Resenha para o blog Pétalas de Liberdade
A obra é composta por oito contos, sete já publicados em edições anteriores e um publicado pela primeira vez nessa edição. Um pouco sobre cada conto:

"O Cão Tinhoso olhava-me com força. Os seus olhos azuis não tinham brilho nenhum, mas eram enormes e estavam cheios de lágrimas que lhe escorriam pelo focinho. Metiam medo aqueles olhos, assim tão grandes, a olhar como uma pessoa a pedir qualquer coisa sem querer dizer." (página 36)

O primeiro conto é o que dá título ao livro. Com cerca de quarenta páginas e narrado pelos olhos de um menino, "Nós matamos o cão tinhoso" nos apresenta um grupo de estudantes que mora numa vila onde há um cão cheio de marcas e feridas (prefiro não revelar aqui o que causou essas marcas), e que por seu aspecto repulsivo e seus olhos muito expressivos, causa medo e repulsa nas crianças e nos outros cães. Somente uma das garotas da escola não o temia, e por mais esse motivo era considerada "ruim da cabeça". O título do conto já deve lhes dar uma ideia do que acontece, não é mesmo?! Mas não pensem que foi algo fácil, algo que não trouxe uma reflexão para os garotos, que não mexeu com eles de alguma forma.

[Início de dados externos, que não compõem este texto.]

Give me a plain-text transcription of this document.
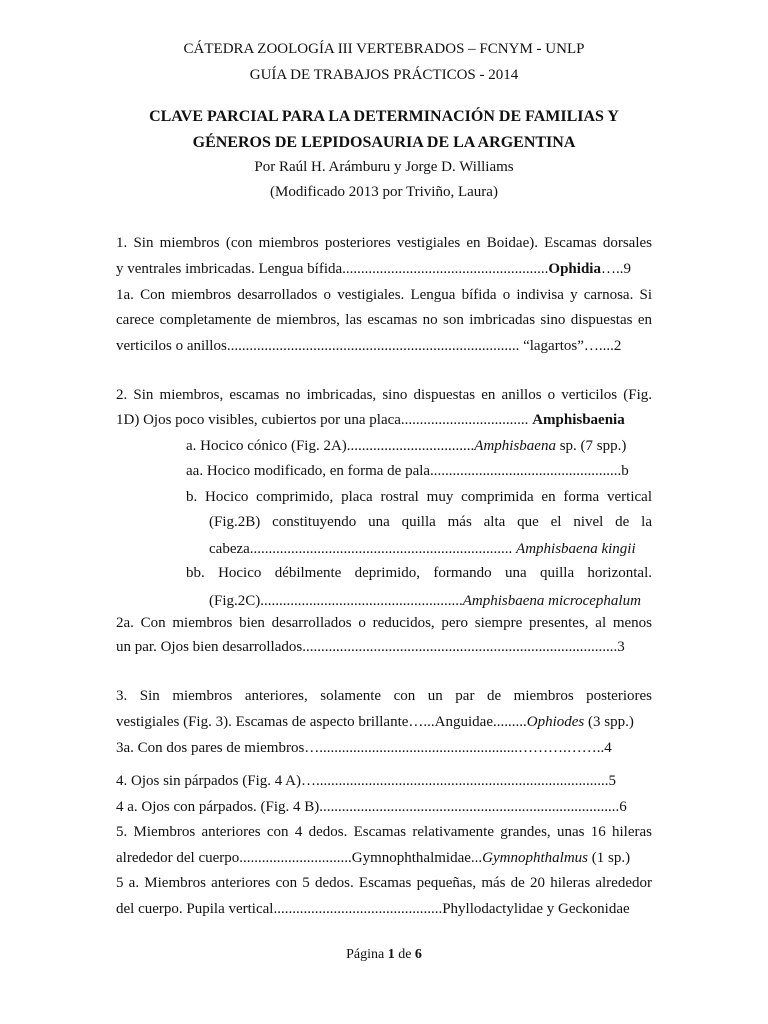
CÁTEDRA ZOOLOGÍA III VERTEBRADOS – FCNYM - UNLP
GUÍA DE TRABAJOS PRÁCTICOS - 2014
CLAVE PARCIAL PARA LA DETERMINACIÓN DE FAMILIAS Y
GÉNEROS DE LEPIDOSAURIA DE LA ARGENTINA
Por Raúl H. Arámburu y Jorge D. Williams
(Modificado 2013 por Triviño, Laura)
1. Sin miembros (con miembros posteriores vestigiales en Boidae). Escamas dorsales
y ventrales imbricadas. Lengua bífida.......................................................Ophidia…..9
1a. Con miembros desarrollados o vestigiales. Lengua bífida o indivisa y carnosa. Si
carece completamente de miembros, las escamas no son imbricadas sino dispuestas en
verticilos o anillos.............................................................................. “lagartos”…....2
2. Sin miembros, escamas no imbricadas, sino dispuestas en anillos o verticilos (Fig.
1D) Ojos poco visibles, cubiertos por una placa.................................. Amphisbaenia
a. Hocico cónico (Fig. 2A)..................................Amphisbaena sp. (7 spp.)
aa. Hocico modificado, en forma de pala...................................................b
b. Hocico comprimido, placa rostral muy comprimida en forma vertical
(Fig.2B) constituyendo una quilla más alta que el nivel de la
cabeza...................................................................... Amphisbaena kingii
bb. Hocico débilmente deprimido, formando una quilla horizontal.
(Fig.2C)......................................................Amphisbaena microcephalum
2a. Con miembros bien desarrollados o reducidos, pero siempre presentes, al menos
un par. Ojos bien desarrollados....................................................................................3
3. Sin miembros anteriores, solamente con un par de miembros posteriores
vestigiales (Fig. 3). Escamas de aspecto brillante…...Anguidae.........Ophiodes (3 spp.)
3a. Con dos pares de miembros….....................................................……….……..4
4. Ojos sin párpados (Fig. 4 A)…..............................................................................5
4 a. Ojos con párpados. (Fig. 4 B)................................................................................6
5. Miembros anteriores con 4 dedos. Escamas relativamente grandes, unas 16 hileras
alrededor del cuerpo..............................Gymnophthalmidae...Gymnophthalmus (1 sp.)
5 a. Miembros anteriores con 5 dedos. Escamas pequeñas, más de 20 hileras alrededor
del cuerpo. Pupila vertical.............................................Phyllodactylidae y Geckonidae
Página 1 de 6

"Eu sabia que ele já sabia de muitas coisas para só querer o que qualquer cão podia ter. O Cão tinhoso devia estar à espera de qualquer coisa diferente do que os outros cães costumam ter" (página 44)

"Inventário de imóveis e jacentes" é apenas a descrição de uma casa, com seus cômodos e móveis. E mesmo sendo apenas uma descrição de poucas páginas pelos olhos de um dos filhos do dono da casa, foi um dos contos que mais gostei. É uma casa pequena para o número de pessoas que abriga, uma casa simples, mas onde há livros. Em "Dina" somos apresentados ao árduo trabalho numa plantação de milho. Trabalho que fica ainda pior quando o capataz branco demora a chamar os trabalhadores para a hora do almoço. Mas o que os pobres trabalhadores poderiam fazer?

"A velhota" é sobre um rapaz que depois de ser agredido, decide ir até a casa da mãe e dos irmãos mais novos. Lá, ele se sente dividido entre contar aos irmãos pequenos sobre a brutalidade que enfrenta e um fiapo de esperança de que o futuro seja diferente para os irmãos, que talvez eles não se revoltem como ele ao ser humilhado ou que talvez os mais novos vivam numa época melhor, sem sem tantas humilhações.

"E precisava ir para casa para encher os ouvidos de berros, os olhos de miséria e a consciência de arroz com carril de amendoim." (página 81)

"- Conta, conta! - e os miúdos rodeavam-nos na esteira.
Não, eu não contaria. Não fora para isso que viera para casa. Além disso, não seria eu a destruir neles fosse o que fosse. A seu tempo alguém se encarregaria de os pôr na raiva. Não, eu não contaria." (página 84)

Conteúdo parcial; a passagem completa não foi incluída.